The fact is admitted. Here, the case is otherwise. The wife is always ready but the husband is refusing to keep her. 20. In view of my above discussion, I find that the Appellant has failed to prove the fact that eye disease was not disclosed prior to negotiation of marriage. I also find that the Appellant failed to prove that prior to negotiation of marriage, the wife was suffering from any eye disease. I also find that the Appellant failed to prove cruelty and the Appellant is trying to avoid the wife by hook or crook and even to achieve his this aim, he is adducing evidences which are contradicted by his own witnesses as discussed above. So far I.A. No. 4469 of 2011 filed by the Respondent is concerned, the same has been filed on the last date of hearing on which date, the case was reserved for judgment, therefore, there is no material evidence and facts available on record about the income and about the status of the Appellant. Therefore, at this stage, this Court is handicapped in awarding any interim relief.
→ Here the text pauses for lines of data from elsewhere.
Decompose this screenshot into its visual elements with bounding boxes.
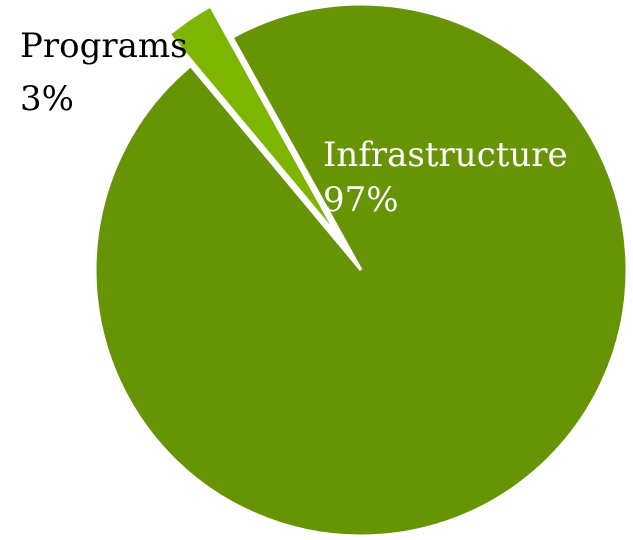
slice-value-programs: 3% bbox=[20, 79, 74, 119]
pie-slice-infrastructure bbox=[93, 2, 629, 538]
slice-label-programs: Programs bbox=[20, 26, 188, 66]
slice-value-infrastructure: 97% bbox=[323, 180, 399, 220]
slice-label-infrastructure: Infrastructure bbox=[323, 135, 568, 175]
pie-slice-programs bbox=[167, 3, 341, 240]
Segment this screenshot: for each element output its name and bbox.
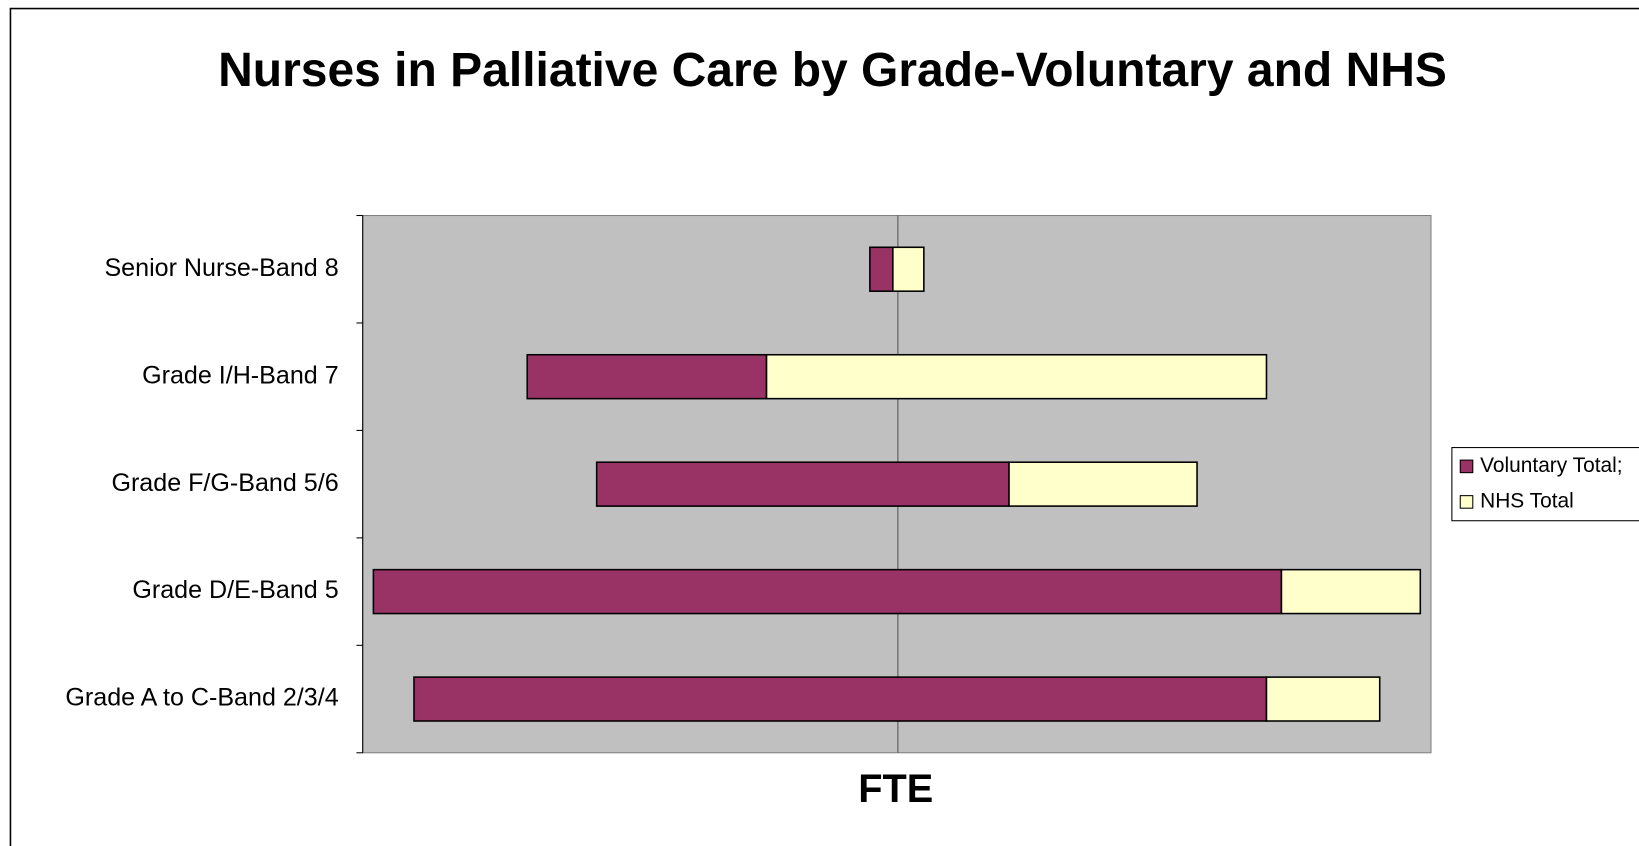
legend-swatch — [1459, 495, 1474, 509]
y-tick-label: Grade A to C-Band 2/3/4 — [65, 684, 338, 712]
bar — [413, 676, 1268, 722]
y-tick-label: Grade I/H-Band 7 — [142, 361, 339, 389]
legend-label: Voluntary Total; — [1480, 454, 1622, 477]
bar — [892, 246, 925, 292]
chart-title: Nurses in Palliative Care by Grade-Volun… — [218, 44, 1447, 97]
bar — [526, 353, 768, 400]
bar — [595, 461, 1010, 507]
y-tick-label: Senior Nurse-Band 8 — [104, 254, 338, 282]
bar — [869, 246, 894, 292]
y-tick-label: Grade D/E-Band 5 — [132, 576, 338, 604]
bar — [765, 353, 1268, 400]
bar — [1280, 568, 1422, 615]
legend-swatch — [1459, 459, 1474, 474]
legend-box — [1451, 447, 1639, 522]
y-tick-label: Grade F/G-Band 5/6 — [111, 469, 338, 497]
bar — [1265, 676, 1381, 722]
bar — [372, 568, 1283, 615]
legend-label: NHS Total — [1480, 489, 1574, 512]
bar — [1008, 461, 1198, 507]
x-axis-title: FTE — [858, 767, 933, 811]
However, if so advised, the Respondent is at liberty to claim maintenance under appropriate provision before appropriate forum. With this observation, the Interlocutory Application is disposed of. 21. In view of my above discussion and finding, I find no reason to interfere with the impugned judgment and decree. Therefore, the finding of the learned Court below is hereby confirmed. 22. In the facts and circumstances of the case as discussed above, I find no merit in this First Appeal and accordingly, this First Appeal is dismissed with cost of Rs. 25,000 to be paid by the Appellant to the Respondent within one month otherwise the Respondent will be entitled to realize the same through process of law.